ECLI:NL:RBDHA:2024:13156
Rechtbank Den Haag
- Voorlopige voorziening
- Rechtspraak.nl
Afwijzing verzoek voorlopige voorziening asielaanvraag met betrekking tot verantwoordelijkheid Duitsland
In deze zaak heeft de voorzieningenrechter van de Rechtbank Den Haag op 11 juli 2024 uitspraak gedaan in een verzoek om een voorlopige voorziening in het kader van een asielaanvraag. De verzoeker, vertegenwoordigd door zijn gemachtigde mr. A.P.E.M. Pover, had een aanvraag ingediend voor een verblijfsvergunning asiel voor bepaalde tijd. De minister van Asiel en Migratie, vertegenwoordigd door mr. M.F. van der Lubbe, had echter besloten om de aanvraag niet in behandeling te nemen, omdat Duitsland verantwoordelijk zou zijn voor de behandeling van de asielaanvraag.
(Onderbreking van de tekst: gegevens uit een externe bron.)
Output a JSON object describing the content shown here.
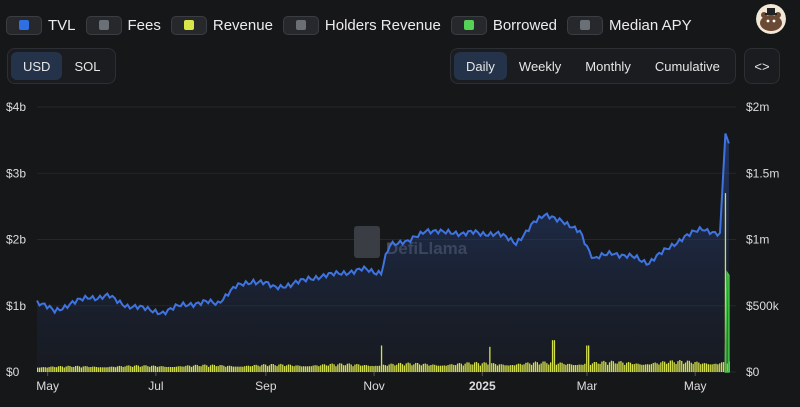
{
  "legend": [
    {
      "label": "TVL",
      "color": "#2f6fe4",
      "active": true
    },
    {
      "label": "Fees",
      "color": "#6b6f76",
      "active": false
    },
    {
      "label": "Revenue",
      "color": "#d8e64a",
      "active": true
    },
    {
      "label": "Holders Revenue",
      "color": "#6b6f76",
      "active": false
    },
    {
      "label": "Borrowed",
      "color": "#54d156",
      "active": true
    },
    {
      "label": "Median APY",
      "color": "#6b6f76",
      "active": false
    }
  ],
  "units": {
    "options": [
      "USD",
      "SOL"
    ],
    "selected": "USD"
  },
  "periods": {
    "options": [
      "Daily",
      "Weekly",
      "Monthly",
      "Cumulative"
    ],
    "selected": "Daily"
  },
  "embed_label": "<>",
  "watermark": "DefiLlama",
  "colors": {
    "tvl": "#3f74e0",
    "revenue": "#d4e04a",
    "borrowed": "#45c449",
    "background": "#161719"
  },
  "chart_data": {
    "type": "line",
    "x_range": [
      "2024-04-25",
      "2025-05-24"
    ],
    "left_axis": {
      "ticks": [
        0,
        1,
        2,
        3,
        4
      ],
      "tick_labels": [
        "$0",
        "$1b",
        "$2b",
        "$3b",
        "$4b"
      ],
      "ylim": [
        0,
        4
      ]
    },
    "right_axis": {
      "ticks": [
        0,
        0.5,
        1,
        1.5,
        2
      ],
      "tick_labels": [
        "$0",
        "$500k",
        "$1m",
        "$1.5m",
        "$2m"
      ],
      "ylim": [
        0,
        2
      ]
    },
    "x_ticks": [
      {
        "date": "2024-05-01",
        "label": "May",
        "bold": false
      },
      {
        "date": "2024-07-01",
        "label": "Jul",
        "bold": false
      },
      {
        "date": "2024-09-01",
        "label": "Sep",
        "bold": false
      },
      {
        "date": "2024-11-01",
        "label": "Nov",
        "bold": false
      },
      {
        "date": "2025-01-01",
        "label": "2025",
        "bold": true
      },
      {
        "date": "2025-03-01",
        "label": "Mar",
        "bold": false
      },
      {
        "date": "2025-05-01",
        "label": "May",
        "bold": false
      }
    ],
    "series": [
      {
        "name": "TVL",
        "axis": "left",
        "unit": "billion USD",
        "points": [
          [
            "2024-04-25",
            1.05
          ],
          [
            "2024-05-05",
            0.92
          ],
          [
            "2024-05-15",
            1.05
          ],
          [
            "2024-05-25",
            1.12
          ],
          [
            "2024-06-05",
            1.14
          ],
          [
            "2024-06-15",
            1.0
          ],
          [
            "2024-06-25",
            0.95
          ],
          [
            "2024-07-05",
            0.9
          ],
          [
            "2024-07-15",
            1.0
          ],
          [
            "2024-07-25",
            1.05
          ],
          [
            "2024-08-05",
            1.05
          ],
          [
            "2024-08-15",
            1.28
          ],
          [
            "2024-08-25",
            1.38
          ],
          [
            "2024-09-05",
            1.3
          ],
          [
            "2024-09-15",
            1.3
          ],
          [
            "2024-09-25",
            1.42
          ],
          [
            "2024-10-05",
            1.45
          ],
          [
            "2024-10-15",
            1.5
          ],
          [
            "2024-10-25",
            1.55
          ],
          [
            "2024-11-05",
            1.5
          ],
          [
            "2024-11-10",
            1.95
          ],
          [
            "2024-11-20",
            1.95
          ],
          [
            "2024-11-30",
            2.15
          ],
          [
            "2024-12-10",
            2.1
          ],
          [
            "2024-12-20",
            2.1
          ],
          [
            "2024-12-31",
            2.1
          ],
          [
            "2025-01-10",
            2.08
          ],
          [
            "2025-01-20",
            1.95
          ],
          [
            "2025-01-30",
            2.25
          ],
          [
            "2025-02-05",
            2.35
          ],
          [
            "2025-02-15",
            2.3
          ],
          [
            "2025-02-25",
            2.1
          ],
          [
            "2025-03-05",
            1.7
          ],
          [
            "2025-03-15",
            1.8
          ],
          [
            "2025-03-25",
            1.75
          ],
          [
            "2025-04-05",
            1.65
          ],
          [
            "2025-04-15",
            1.85
          ],
          [
            "2025-04-25",
            2.05
          ],
          [
            "2025-05-05",
            2.15
          ],
          [
            "2025-05-15",
            2.1
          ],
          [
            "2025-05-18",
            3.6
          ],
          [
            "2025-05-20",
            3.45
          ]
        ]
      },
      {
        "name": "Revenue",
        "axis": "right",
        "unit": "million USD",
        "typical_daily_range": [
          0.02,
          0.12
        ],
        "spikes": [
          [
            "2024-11-05",
            0.2
          ],
          [
            "2025-01-05",
            0.19
          ],
          [
            "2025-02-10",
            0.24
          ],
          [
            "2025-03-01",
            0.2
          ],
          [
            "2025-05-18",
            1.35
          ]
        ]
      },
      {
        "name": "Borrowed",
        "axis": "right",
        "unit": "million USD",
        "points": [
          [
            "2025-05-18",
            0.1
          ],
          [
            "2025-05-19",
            0.75
          ],
          [
            "2025-05-20",
            0.73
          ]
        ]
      }
    ]
  }
}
De verzoeker heeft hiertegen beroep ingesteld en verzocht om een voorlopige voorziening. De voorzieningenrechter heeft het verzoek op 25 juni 2024 behandeld, samen met een andere zaak (NL24.19871). In de uitspraak van dezelfde dag in die andere zaak is besloten dat de aanvraag van de verzoeker niet in behandeling genomen hoeft te worden, waardoor de noodzaak voor een voorlopige voorziening is komen te vervallen.
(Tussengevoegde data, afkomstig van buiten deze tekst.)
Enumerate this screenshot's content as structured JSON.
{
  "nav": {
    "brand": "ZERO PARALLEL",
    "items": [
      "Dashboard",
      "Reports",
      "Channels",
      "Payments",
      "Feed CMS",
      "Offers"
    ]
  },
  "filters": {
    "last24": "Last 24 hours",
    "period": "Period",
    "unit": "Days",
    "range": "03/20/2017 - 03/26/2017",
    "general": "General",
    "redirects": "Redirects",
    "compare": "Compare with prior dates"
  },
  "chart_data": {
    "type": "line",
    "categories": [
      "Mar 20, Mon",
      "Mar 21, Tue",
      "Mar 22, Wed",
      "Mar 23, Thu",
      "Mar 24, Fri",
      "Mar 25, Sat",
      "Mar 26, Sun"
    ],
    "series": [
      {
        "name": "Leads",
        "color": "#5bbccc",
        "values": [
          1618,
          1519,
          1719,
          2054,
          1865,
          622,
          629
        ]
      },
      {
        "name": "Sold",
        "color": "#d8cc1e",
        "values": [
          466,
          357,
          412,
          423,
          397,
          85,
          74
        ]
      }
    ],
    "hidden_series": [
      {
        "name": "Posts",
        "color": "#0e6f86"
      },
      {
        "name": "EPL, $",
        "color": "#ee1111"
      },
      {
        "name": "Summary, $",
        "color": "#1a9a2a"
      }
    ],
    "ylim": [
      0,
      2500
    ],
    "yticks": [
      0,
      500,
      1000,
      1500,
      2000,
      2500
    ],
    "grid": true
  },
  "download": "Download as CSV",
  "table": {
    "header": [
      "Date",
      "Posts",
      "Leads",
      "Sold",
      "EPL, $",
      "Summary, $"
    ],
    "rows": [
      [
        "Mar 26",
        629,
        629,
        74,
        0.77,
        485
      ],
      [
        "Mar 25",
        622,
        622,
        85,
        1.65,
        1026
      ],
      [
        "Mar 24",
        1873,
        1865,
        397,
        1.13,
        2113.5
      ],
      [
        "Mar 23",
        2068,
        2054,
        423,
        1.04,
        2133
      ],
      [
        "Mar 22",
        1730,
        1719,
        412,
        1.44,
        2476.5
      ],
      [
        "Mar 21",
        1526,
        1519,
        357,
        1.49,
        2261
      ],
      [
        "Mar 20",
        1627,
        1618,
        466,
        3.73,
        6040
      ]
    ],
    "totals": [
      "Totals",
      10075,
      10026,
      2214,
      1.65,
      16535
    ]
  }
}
De voorzieningenrechter heeft het verzoek om een voorlopige voorziening dan ook afgewezen, met de overweging dat er geen aanleiding is voor een proceskostenveroordeling. De uitspraak is openbaar gemaakt op 11 juli 2024 en er staat geen hoger beroep of verzet open tegen deze beslissing.